Descending from the sky with overwhelming force, she had shattered his death sentence.
For a moment, her silhouette overlapped with that of another, but Mode knew this time his survival was mere coincidence. The era of facing every crisis with ease, of having someone erase all accidents for him, was past. If he was not strong enough, would he have to close his eyes and pray for Mu Qing’s arrival again whenever death threatened?
Moreover, someone as powerful as Mu Qing could still be gravely wounded by unknown dangers. If the miracle humans prayed for was destroyed first, what were the petitioners to do?
Faced with the giant spider, Mode had chosen to confront death; yet the silver moonlight had dispelled his shadow of demise, letting him taste once more the joy of being alive.
He longed for strength—enough to protect everyone around him, enough to face all surprises and crises calmly, just as that person had. He wanted to be strong enough never to be suffocated by loneliness again.
“Never rely on anyone. Always believe in yourself,” he softly recited the last lesson that person had taught him.
A fire called “desire” leapt into the depths of his grief, anger, unwillingness, and powerlessness, slowly burning, taking root and sprouting.
“Mode...” Another weak, determined whisper came from Mu Qing, as if searching for something even in her sleep. Mode was moved, kneeling beside her.
“All right, all right, I’m here.” Mode gently stroked Mu Qing’s cheek, guiding the black fire from her sunglasses into the black cord around his wrist.
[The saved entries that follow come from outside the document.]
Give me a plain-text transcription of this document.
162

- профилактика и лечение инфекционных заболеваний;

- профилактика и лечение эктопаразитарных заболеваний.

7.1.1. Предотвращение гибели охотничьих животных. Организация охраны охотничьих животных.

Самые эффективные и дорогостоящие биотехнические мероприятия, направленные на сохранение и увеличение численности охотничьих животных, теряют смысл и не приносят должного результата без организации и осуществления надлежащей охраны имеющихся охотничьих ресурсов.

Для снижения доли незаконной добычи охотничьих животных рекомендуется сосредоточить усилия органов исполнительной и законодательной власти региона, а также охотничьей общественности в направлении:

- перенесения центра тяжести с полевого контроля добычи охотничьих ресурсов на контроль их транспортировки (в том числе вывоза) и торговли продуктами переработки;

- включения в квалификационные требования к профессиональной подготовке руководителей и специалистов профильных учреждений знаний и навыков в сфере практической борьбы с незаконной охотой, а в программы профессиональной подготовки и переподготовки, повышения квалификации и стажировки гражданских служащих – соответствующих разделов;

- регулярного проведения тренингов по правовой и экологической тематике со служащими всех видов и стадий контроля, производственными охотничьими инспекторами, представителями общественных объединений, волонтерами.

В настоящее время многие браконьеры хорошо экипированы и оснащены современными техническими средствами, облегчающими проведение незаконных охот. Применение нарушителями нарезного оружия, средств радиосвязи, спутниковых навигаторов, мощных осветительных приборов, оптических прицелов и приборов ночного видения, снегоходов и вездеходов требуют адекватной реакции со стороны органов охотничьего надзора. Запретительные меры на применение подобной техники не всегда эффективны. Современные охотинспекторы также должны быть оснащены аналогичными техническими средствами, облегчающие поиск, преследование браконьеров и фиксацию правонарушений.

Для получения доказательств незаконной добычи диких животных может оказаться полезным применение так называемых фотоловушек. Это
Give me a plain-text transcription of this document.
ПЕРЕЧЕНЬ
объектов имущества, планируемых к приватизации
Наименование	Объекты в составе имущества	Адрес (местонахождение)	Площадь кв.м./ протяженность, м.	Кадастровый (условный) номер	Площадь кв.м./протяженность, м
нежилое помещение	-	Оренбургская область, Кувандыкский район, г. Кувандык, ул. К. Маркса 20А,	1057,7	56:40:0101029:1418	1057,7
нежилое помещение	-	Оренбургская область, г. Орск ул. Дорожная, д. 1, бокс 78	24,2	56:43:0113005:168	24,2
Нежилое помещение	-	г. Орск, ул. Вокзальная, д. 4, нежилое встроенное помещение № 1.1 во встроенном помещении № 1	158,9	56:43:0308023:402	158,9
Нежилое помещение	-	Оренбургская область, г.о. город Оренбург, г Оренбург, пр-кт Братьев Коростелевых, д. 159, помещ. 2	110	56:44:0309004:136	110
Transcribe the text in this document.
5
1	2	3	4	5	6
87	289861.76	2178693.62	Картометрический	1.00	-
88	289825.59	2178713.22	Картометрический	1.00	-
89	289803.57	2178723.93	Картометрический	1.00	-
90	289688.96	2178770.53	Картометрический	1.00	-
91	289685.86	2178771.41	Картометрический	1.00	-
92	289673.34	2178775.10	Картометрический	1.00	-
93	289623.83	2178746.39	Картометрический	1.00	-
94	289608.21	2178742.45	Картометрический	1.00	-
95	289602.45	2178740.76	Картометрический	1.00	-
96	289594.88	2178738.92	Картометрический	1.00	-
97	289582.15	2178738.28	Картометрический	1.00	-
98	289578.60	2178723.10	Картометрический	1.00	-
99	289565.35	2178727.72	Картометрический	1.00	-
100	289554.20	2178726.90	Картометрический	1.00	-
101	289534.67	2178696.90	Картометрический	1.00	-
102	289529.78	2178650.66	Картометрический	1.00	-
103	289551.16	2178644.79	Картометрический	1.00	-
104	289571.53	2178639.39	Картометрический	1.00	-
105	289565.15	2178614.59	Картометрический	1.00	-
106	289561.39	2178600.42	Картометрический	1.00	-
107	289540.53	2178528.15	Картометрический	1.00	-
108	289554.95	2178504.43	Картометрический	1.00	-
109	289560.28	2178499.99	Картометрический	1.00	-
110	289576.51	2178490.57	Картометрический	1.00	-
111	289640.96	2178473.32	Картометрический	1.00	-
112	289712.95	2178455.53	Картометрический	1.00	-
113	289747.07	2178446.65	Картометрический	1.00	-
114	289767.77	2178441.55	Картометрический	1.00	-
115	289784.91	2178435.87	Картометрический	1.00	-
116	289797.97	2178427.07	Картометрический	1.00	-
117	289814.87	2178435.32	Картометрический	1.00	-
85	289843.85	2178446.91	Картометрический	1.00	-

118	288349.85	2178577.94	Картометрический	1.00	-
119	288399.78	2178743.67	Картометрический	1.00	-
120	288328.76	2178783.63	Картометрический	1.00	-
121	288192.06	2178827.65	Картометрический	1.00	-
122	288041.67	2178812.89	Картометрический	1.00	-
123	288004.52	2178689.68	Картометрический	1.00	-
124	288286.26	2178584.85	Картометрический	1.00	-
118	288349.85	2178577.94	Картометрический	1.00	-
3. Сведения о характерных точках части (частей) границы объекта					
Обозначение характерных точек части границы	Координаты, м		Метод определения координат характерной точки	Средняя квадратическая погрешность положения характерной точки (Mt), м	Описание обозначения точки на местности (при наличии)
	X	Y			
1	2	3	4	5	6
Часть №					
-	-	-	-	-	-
Sensing the relief, Mu Qing curled up, her hands flailing as if reaching for something, her soft cries revealing fragility and unease.
After some hesitation, Mode placed his left hand in Mu Qing’s bandaged hands.
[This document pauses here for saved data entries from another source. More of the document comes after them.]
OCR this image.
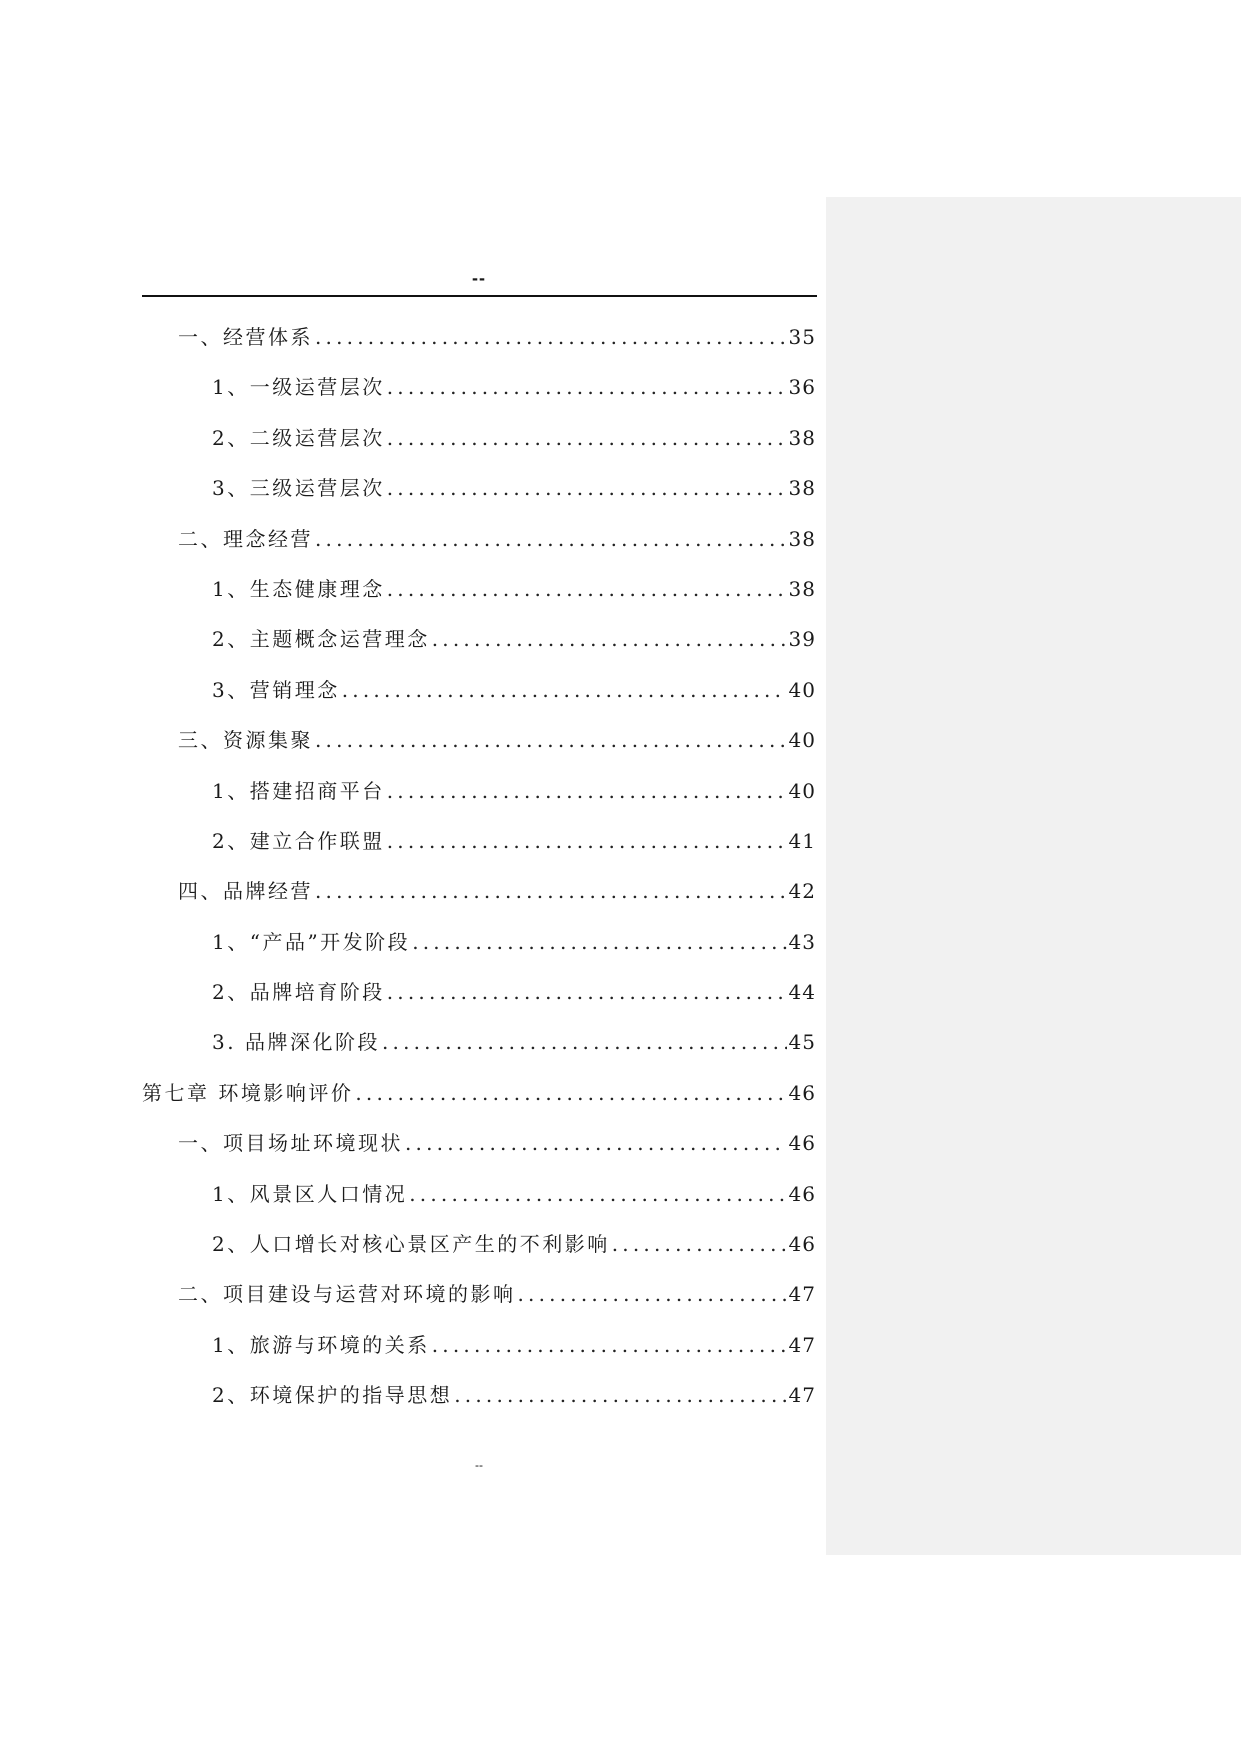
--
一、经营体系 .....	35
1、一级运营层次 .....	36
2、二级运营层次 .....	38
3、三级运营层次 .....	38
二、理念经营 .....	38
1、生态健康理念 .....	38
2、主题概念运营理念 .....	39
3、营销理念 .....	40
三、资源集聚 .....	40
1、搭建招商平台 .....	40
2、建立合作联盟 .....	41
四、品牌经营 .....	42
1、“产品”开发阶段 .....	43
2、品牌培育阶段 .....	44
3. 品牌深化阶段 .....	45
第七章 环境影响评价 .....	46
一、项目场址环境现状 .....	46
1、风景区人口情况 .....	46
2、人口增长对核心景区产生的不利影响 .....	46
二、项目建设与运营对环境的影响 .....	47
1、旅游与环境的关系 .....	47
2、环境保护的指导思想 .....	47
--
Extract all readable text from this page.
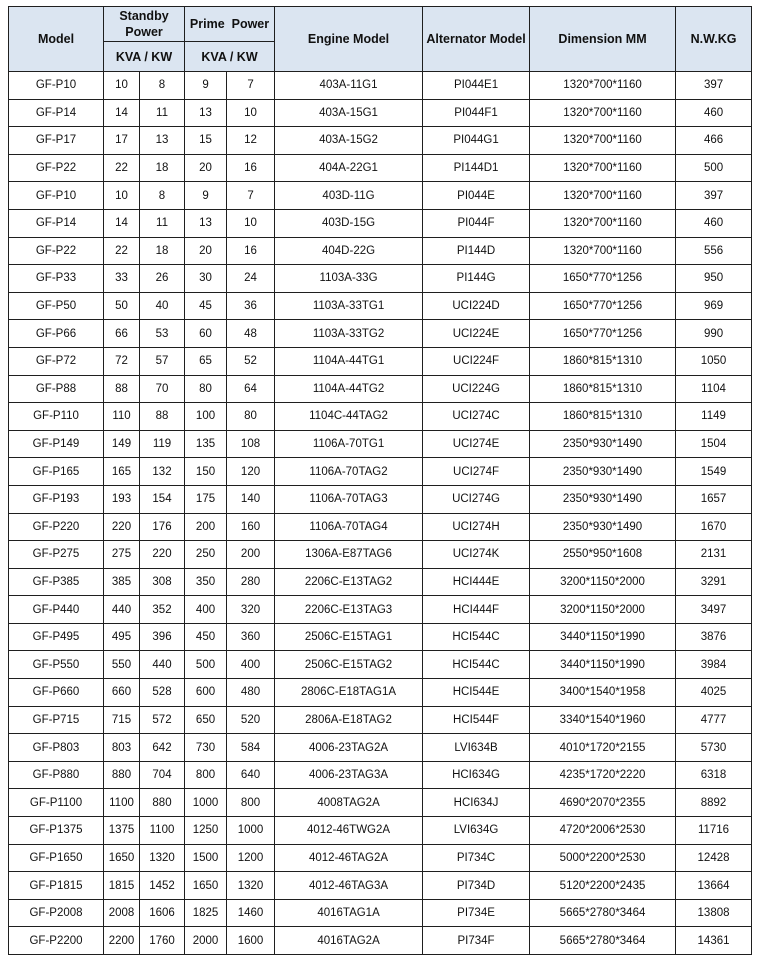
Model	Standby Power		Prime  Power		Engine Model	Alternator Model	Dimension MM	N.W.KG
	KVA / KW		KVA / KW					
GF-P10	10	8	9	7	403A-11G1	PI044E1	1320*700*1160	397
GF-P14	14	11	13	10	403A-15G1	PI044F1	1320*700*1160	460
GF-P17	17	13	15	12	403A-15G2	PI044G1	1320*700*1160	466
GF-P22	22	18	20	16	404A-22G1	PI144D1	1320*700*1160	500
GF-P10	10	8	9	7	403D-11G	PI044E	1320*700*1160	397
GF-P14	14	11	13	10	403D-15G	PI044F	1320*700*1160	460
GF-P22	22	18	20	16	404D-22G	PI144D	1320*700*1160	556
GF-P33	33	26	30	24	1103A-33G	PI144G	1650*770*1256	950
GF-P50	50	40	45	36	1103A-33TG1	UCI224D	1650*770*1256	969
GF-P66	66	53	60	48	1103A-33TG2	UCI224E	1650*770*1256	990
GF-P72	72	57	65	52	1104A-44TG1	UCI224F	1860*815*1310	1050
GF-P88	88	70	80	64	1104A-44TG2	UCI224G	1860*815*1310	1104
GF-P110	110	88	100	80	1104C-44TAG2	UCI274C	1860*815*1310	1149
GF-P149	149	119	135	108	1106A-70TG1	UCI274E	2350*930*1490	1504
GF-P165	165	132	150	120	1106A-70TAG2	UCI274F	2350*930*1490	1549
GF-P193	193	154	175	140	1106A-70TAG3	UCI274G	2350*930*1490	1657
GF-P220	220	176	200	160	1106A-70TAG4	UCI274H	2350*930*1490	1670
GF-P275	275	220	250	200	1306A-E87TAG6	UCI274K	2550*950*1608	2131
GF-P385	385	308	350	280	2206C-E13TAG2	HCI444E	3200*1150*2000	3291
GF-P440	440	352	400	320	2206C-E13TAG3	HCI444F	3200*1150*2000	3497
GF-P495	495	396	450	360	2506C-E15TAG1	HCI544C	3440*1150*1990	3876
GF-P550	550	440	500	400	2506C-E15TAG2	HCI544C	3440*1150*1990	3984
GF-P660	660	528	600	480	2806C-E18TAG1A	HCI544E	3400*1540*1958	4025
GF-P715	715	572	650	520	2806A-E18TAG2	HCI544F	3340*1540*1960	4777
GF-P803	803	642	730	584	4006-23TAG2A	LVI634B	4010*1720*2155	5730
GF-P880	880	704	800	640	4006-23TAG3A	HCI634G	4235*1720*2220	6318
GF-P1100	1100	880	1000	800	4008TAG2A	HCI634J	4690*2070*2355	8892
GF-P1375	1375	1100	1250	1000	4012-46TWG2A	LVI634G	4720*2006*2530	11716
GF-P1650	1650	1320	1500	1200	4012-46TAG2A	PI734C	5000*2200*2530	12428
GF-P1815	1815	1452	1650	1320	4012-46TAG3A	PI734D	5120*2200*2435	13664
GF-P2008	2008	1606	1825	1460	4016TAG1A	PI734E	5665*2780*3464	13808
GF-P2200	2200	1760	2000	1600	4016TAG2A	PI734F	5665*2780*3464	14361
Like a drowning cub grasping a drifting branch, Mu Qing clung tightly to Mode’s left hand, no longer trembling, her breathing growing steady.
Shielding the weirdness of the black fire and the cord, Mode appeared simply to be soothing a sister after a nightmare.
After a long time, the sounds of battle and explosions faded, Mode ceased guiding and absorbing the black fire, withdrawing his left hand from Mu Qing’s embrace. He took the blanket Zhu Xiaoyu had prepared and covered Mu Qing.
“The area is cleared; we’re ready to depart,” Zhu Xiaoyu, still weak, approached, handing Mode a bottle of nutritional supplement.
“I’ll go report to the class leader,” Mode replied, setting the supplement by Mu Qing’s bedside and returning to the school bus circle.